Arthur Burton

Personal information
- Full name: Arthur Burton
- Born: c. 1889
- Died: unknown

Playing information
- Height: 5 ft 9 in (1.75 m)
- Weight: 12 st 0 lb (76 kg)
- Position: Forward
Club
| Years | Team | Pld | T | G | FG | P |
| 1909/10–20 | Wakefield Trinity | 206 | 28 | 9 | 0 | 102 |
Representative
| Years | Team | Pld | T | G | FG | P |
|  | Yorkshire | ≥1 |  |  |  |  |

= Arthur Burton =

English rugby league footballer

Arthur Burton (c. 1889 – death unknown) was a professional rugby league footballer who played in the 1900s, 1910s and 1920s.

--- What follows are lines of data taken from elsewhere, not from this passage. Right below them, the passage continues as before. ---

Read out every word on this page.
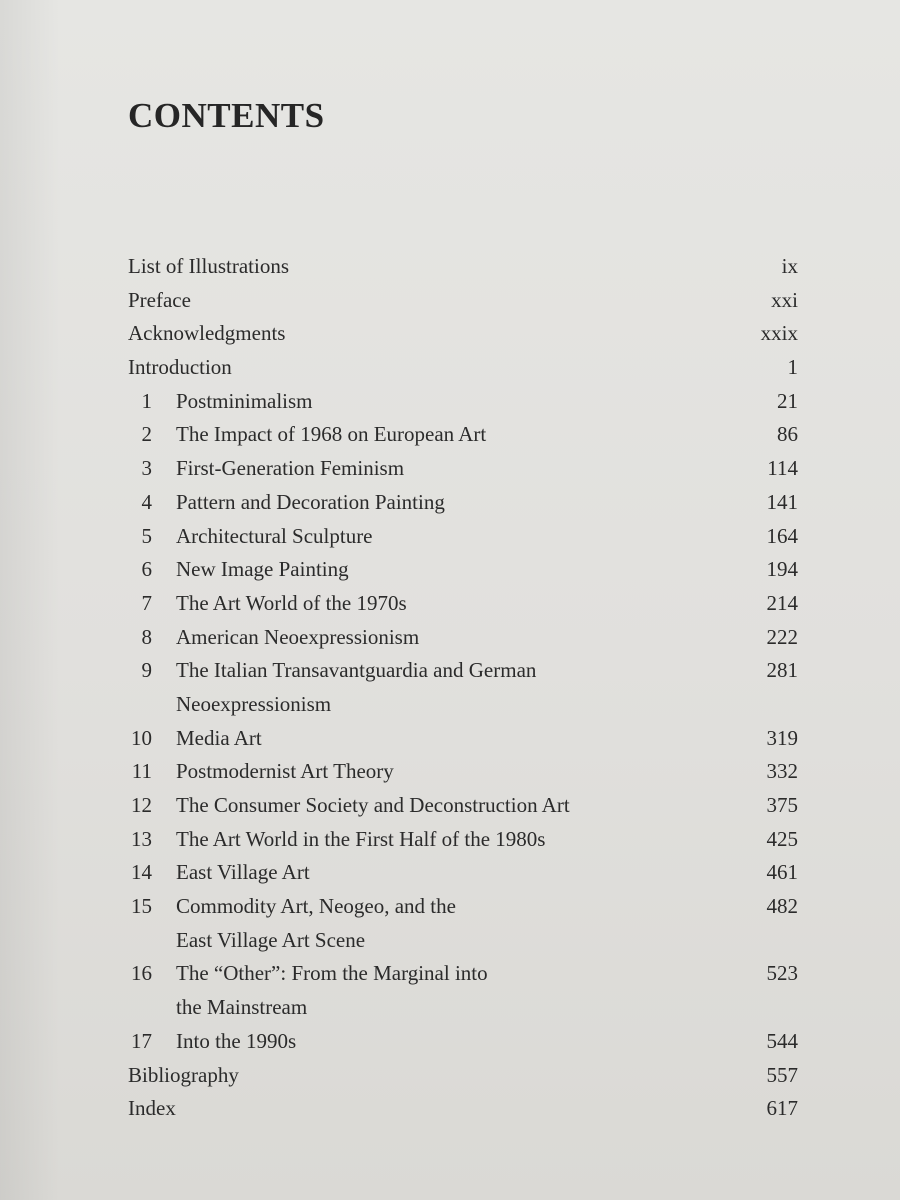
CONTENTS
List of Illustrations	ix
Preface	xxi
Acknowledgments	xxix
Introduction	1
1 Postminimalism	21
2 The Impact of 1968 on European Art	86
3 First-Generation Feminism	114
4 Pattern and Decoration Painting	141
5 Architectural Sculpture	164
6 New Image Painting	194
7 The Art World of the 1970s	214
8 American Neoexpressionism	222
9 The Italian Transavantguardia and German	281
Neoexpressionism
10 Media Art	319
11 Postmodernist Art Theory	332
12 The Consumer Society and Deconstruction Art	375
13 The Art World in the First Half of the 1980s	425
14 East Village Art	461
15 Commodity Art, Neogeo, and the	482
East Village Art Scene
16 The “Other”: From the Marginal into	523
the Mainstream
17 Into the 1990s	544
Bibliography	557
Index	617
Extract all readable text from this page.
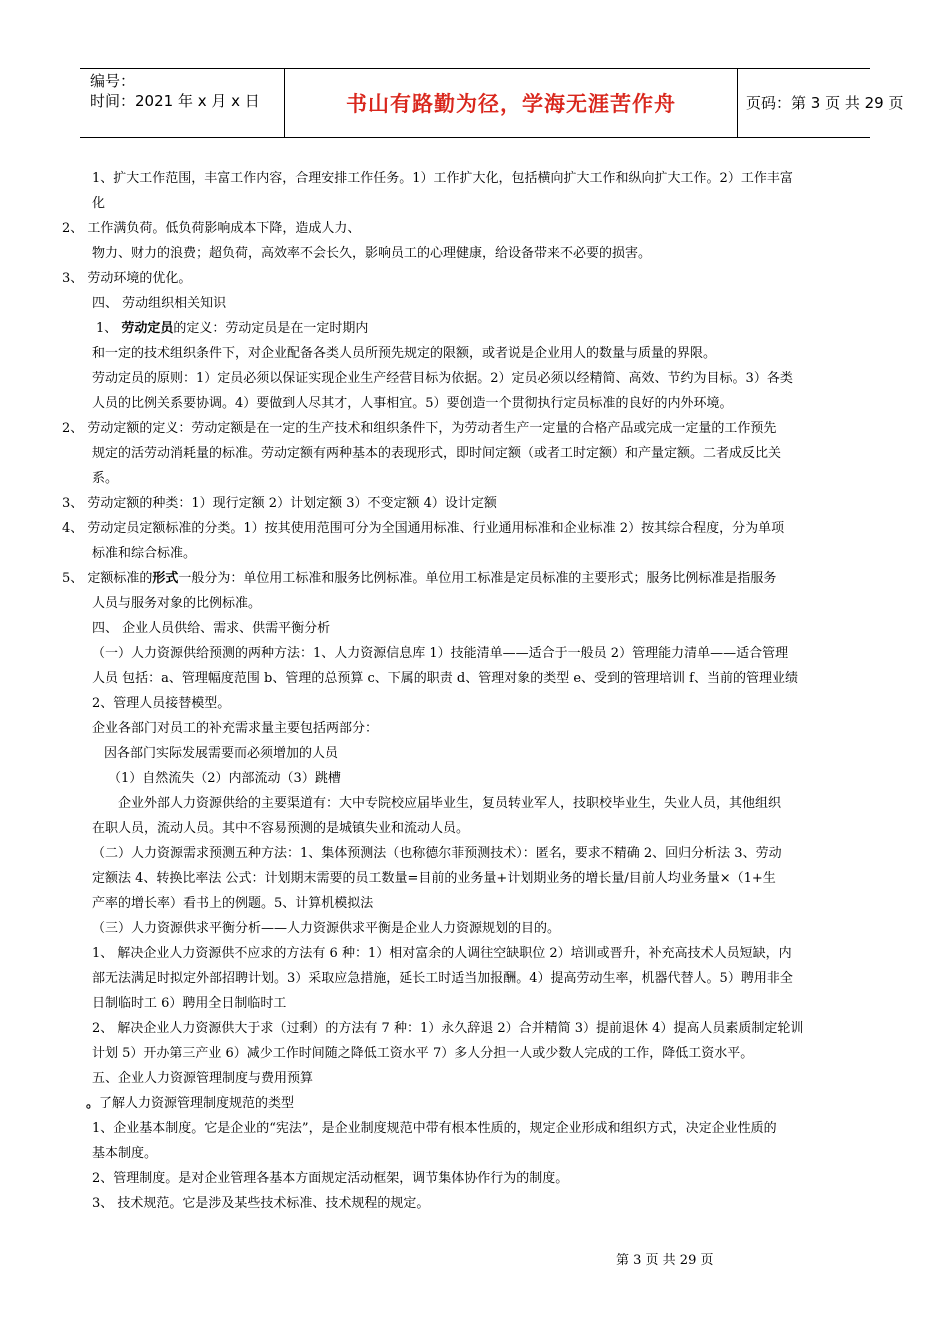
编号：
时间：2021 年 x 月 x 日	书山有路勤为径，学海无涯苦作舟	页码：第 3 页 共 29 页
1、扩大工作范围，丰富工作内容，合理安排工作任务。1）工作扩大化，包括横向扩大工作和纵向扩大工作。2）工作丰富
化
2、 工作满负荷。低负荷影响成本下降，造成人力、
物力、财力的浪费；超负荷，高效率不会长久，影响员工的心理健康，给设备带来不必要的损害。
3、 劳动环境的优化。
四、 劳动组织相关知识
1、 劳动定员的定义：劳动定员是在一定时期内
和一定的技术组织条件下，对企业配备各类人员所预先规定的限额，或者说是企业用人的数量与质量的界限。
劳动定员的原则：1）定员必须以保证实现企业生产经营目标为依据。2）定员必须以经精简、高效、节约为目标。3）各类
人员的比例关系要协调。4）要做到人尽其才，人事相宜。5）要创造一个贯彻执行定员标准的良好的内外环境。
2、 劳动定额的定义：劳动定额是在一定的生产技术和组织条件下，为劳动者生产一定量的合格产品或完成一定量的工作预先
规定的活劳动消耗量的标准。劳动定额有两种基本的表现形式，即时间定额（或者工时定额）和产量定额。二者成反比关
系。
3、 劳动定额的种类：1）现行定额 2）计划定额 3）不变定额 4）设计定额
4、 劳动定员定额标准的分类。1）按其使用范围可分为全国通用标准、行业通用标准和企业标准 2）按其综合程度，分为单项
标准和综合标准。
5、 定额标准的形式一般分为：单位用工标准和服务比例标准。单位用工标准是定员标准的主要形式；服务比例标准是指服务
人员与服务对象的比例标准。
四、 企业人员供给、需求、供需平衡分析
（一）人力资源供给预测的两种方法：1、人力资源信息库 1）技能清单——适合于一般员 2）管理能力清单——适合管理
人员 包括：a、管理幅度范围 b、管理的总预算 c、下属的职责 d、管理对象的类型 e、受到的管理培训 f、当前的管理业绩
2、管理人员接替模型。
企业各部门对员工的补充需求量主要包括两部分：
因各部门实际发展需要而必须增加的人员
（1）自然流失（2）内部流动（3）跳槽
企业外部人力资源供给的主要渠道有：大中专院校应届毕业生，复员转业军人，技职校毕业生，失业人员，其他组织
在职人员，流动人员。其中不容易预测的是城镇失业和流动人员。
（二）人力资源需求预测五种方法：1、集体预测法（也称德尔菲预测技术）：匿名，要求不精确 2、回归分析法 3、劳动
定额法 4、转换比率法 公式：计划期末需要的员工数量=目前的业务量+计划期业务的增长量/目前人均业务量×（1+生
产率的增长率）看书上的例题。5、计算机模拟法
（三）人力资源供求平衡分析——人力资源供求平衡是企业人力资源规划的目的。
1、 解决企业人力资源供不应求的方法有 6 种：1）相对富余的人调往空缺职位 2）培训或晋升，补充高技术人员短缺，内
部无法满足时拟定外部招聘计划。3）采取应急措施，延长工时适当加报酬。4）提高劳动生率，机器代替人。5）聘用非全
日制临时工 6）聘用全日制临时工
2、 解决企业人力资源供大于求（过剩）的方法有 7 种：1）永久辞退 2）合并精简 3）提前退休 4）提高人员素质制定轮训
计划 5）开办第三产业 6）减少工作时间随之降低工资水平 7）多人分担一人或少数人完成的工作，降低工资水平。
五、企业人力资源管理制度与费用预算
。了解人力资源管理制度规范的类型
1、企业基本制度。它是企业的“宪法”，是企业制度规范中带有根本性质的，规定企业形成和组织方式，决定企业性质的
基本制度。
2、管理制度。是对企业管理各基本方面规定活动框架，调节集体协作行为的制度。
3、 技术规范。它是涉及某些技术标准、技术规程的规定。
第 3 页 共 29 页
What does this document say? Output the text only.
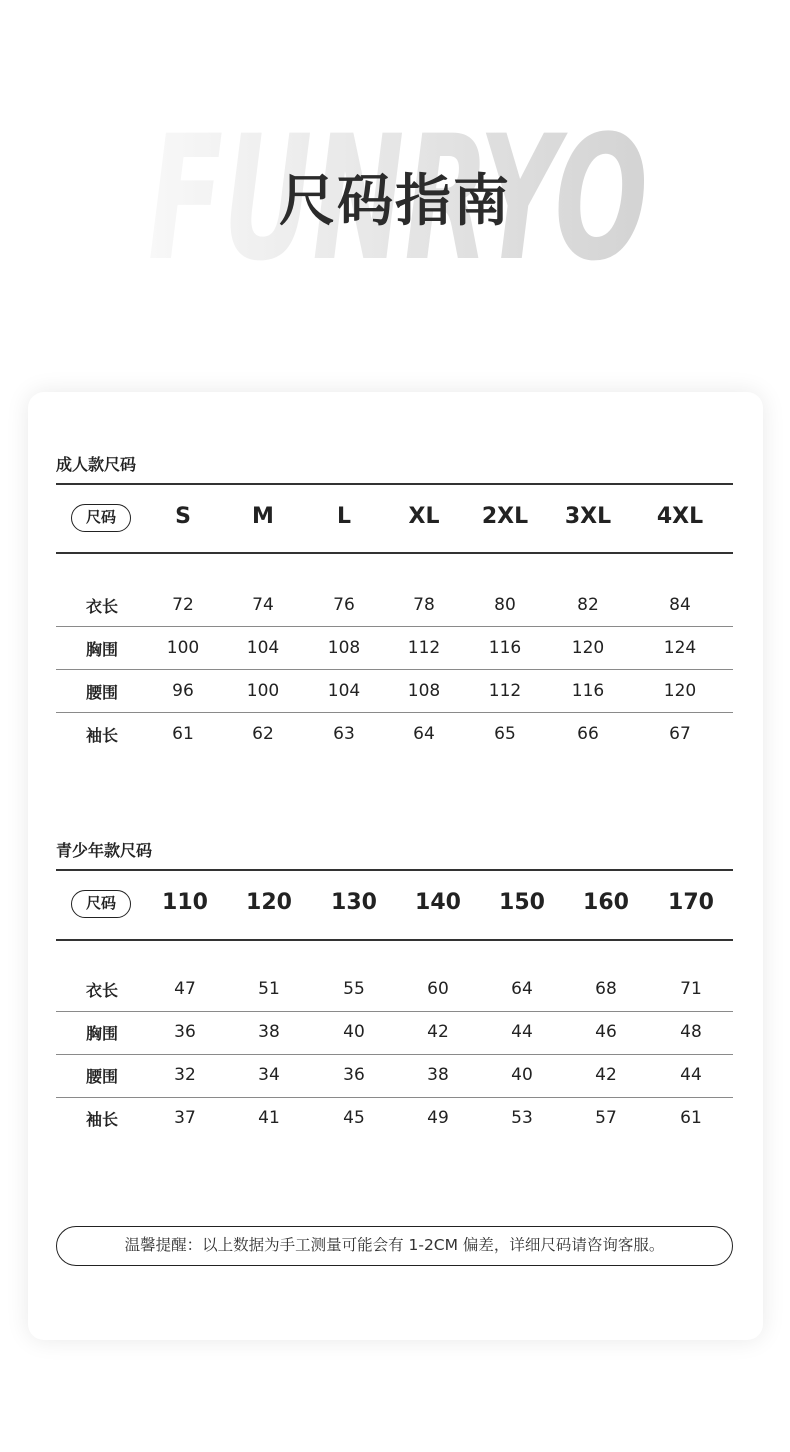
FUNRYO
尺码指南
成人款尺码
尺码	S	M	L	XL 2XL 3XL 4XL
衣长	72	74	76	78	80	82	84
胸围	100	104	108	112	116	120	124
腰围	96	100	104	108	112	116	120
袖长	61	62	63	64	65	66	67
青少年款尺码
尺码	110 120 130 140 150 160 170
衣长	47	51	55	60	64	68	71
胸围	36	38	40	42	44	46	48
腰围	32	34	36	38	40	42	44
袖长	37	41	45	49	53	57	61
温馨提醒：以上数据为手工测量可能会有 1-2CM 偏差，详细尺码请咨询客服。
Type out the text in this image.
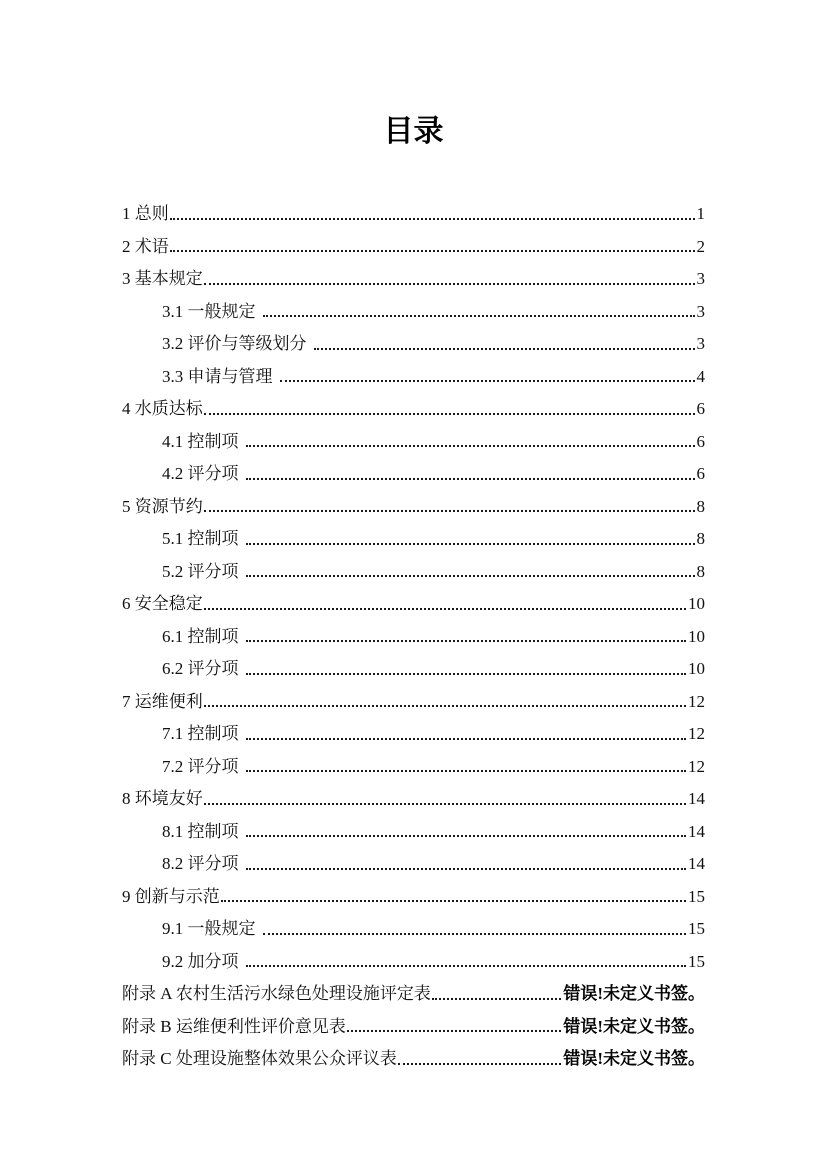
目录
1 总则	1
2 术语	2
3 基本规定	3
3.1 一般规定	3
3.2 评价与等级划分	3
3.3 申请与管理	4
4 水质达标	6
4.1 控制项	6
4.2 评分项	6
5 资源节约	8
5.1 控制项	8
5.2 评分项	8
6 安全稳定	10
6.1 控制项	10
6.2 评分项	10
7 运维便利	12
7.1 控制项	12
7.2 评分项	12
8 环境友好	14
8.1 控制项	14
8.2 评分项	14
9 创新与示范	15
9.1 一般规定	15
9.2 加分项	15
附录 A 农村生活污水绿色处理设施评定表	错误!未定义书签。
附录 B 运维便利性评价意见表	错误!未定义书签。
附录 C 处理设施整体效果公众评议表	错误!未定义书签。
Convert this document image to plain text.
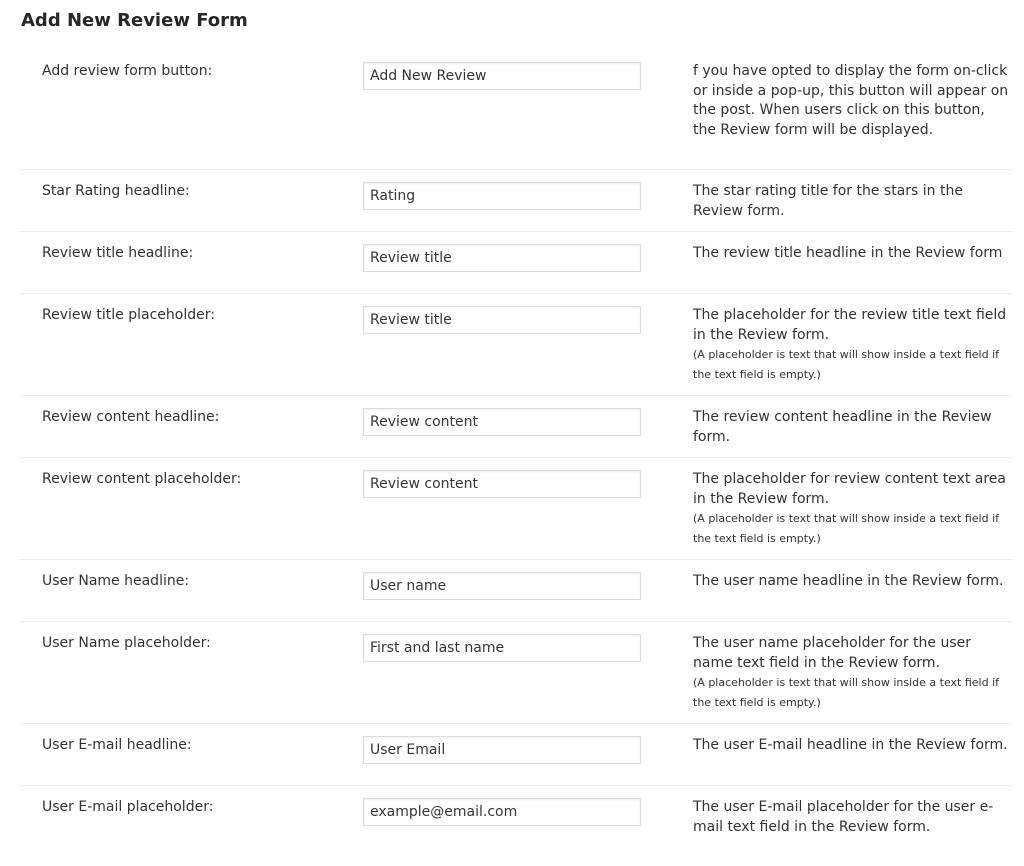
Add New Review Form
Add review form button:
Add New Review	f you have opted to display the form on-click or inside a pop-up, this button will appear on the post. When users click on this button, the Review form will be displayed.
Star Rating headline:
Rating	The star rating title for the stars in the Review form.
Review title headline:
Review title	The review title headline in the Review form
Review title placeholder:
Review title	The placeholder for the review title text field in the Review form.
(A placeholder is text that will show inside a text field if the text field is empty.)
Review content headline:
Review content	The review content headline in the Review form.
Review content placeholder:
Review content	The placeholder for review content text area in the Review form.
(A placeholder is text that will show inside a text field if the text field is empty.)
User Name headline:
User name	The user name headline in the Review form.
User Name placeholder:
First and last name	The user name placeholder for the user name text field in the Review form.
(A placeholder is text that will show inside a text field if the text field is empty.)
User E-mail headline:
User Email	The user E-mail headline in the Review form.
User E-mail placeholder:
example@email.com	The user E-mail placeholder for the user e-mail text field in the Review form.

He played at representative level for Yorkshire, and at club level for Lofthouse Albion ARLFC (in Lofthouse, Leeds) (two spells), Leeds (A-Team), and Wakefield Trinity, as a forward.

==Playing career==
Arthur Burton made his début for Wakefield Trinity during the 1909–10 season, and he played his last match for Wakefield Trinity during October 1920.

===County honours===
Arthur Burton won cap(s) for Yorkshire while at Wakefield Trinity during the 1913–14 season.

===Challenge Cup Final appearances===
Arthur Burton played as a forward in Wakefield Trinity's 0-6 defeat by Hull F.C. in the 1914 Challenge Cup Final during the 1913–14 season at Thrum Hall, Halifax, in front of a crowd of 19,000.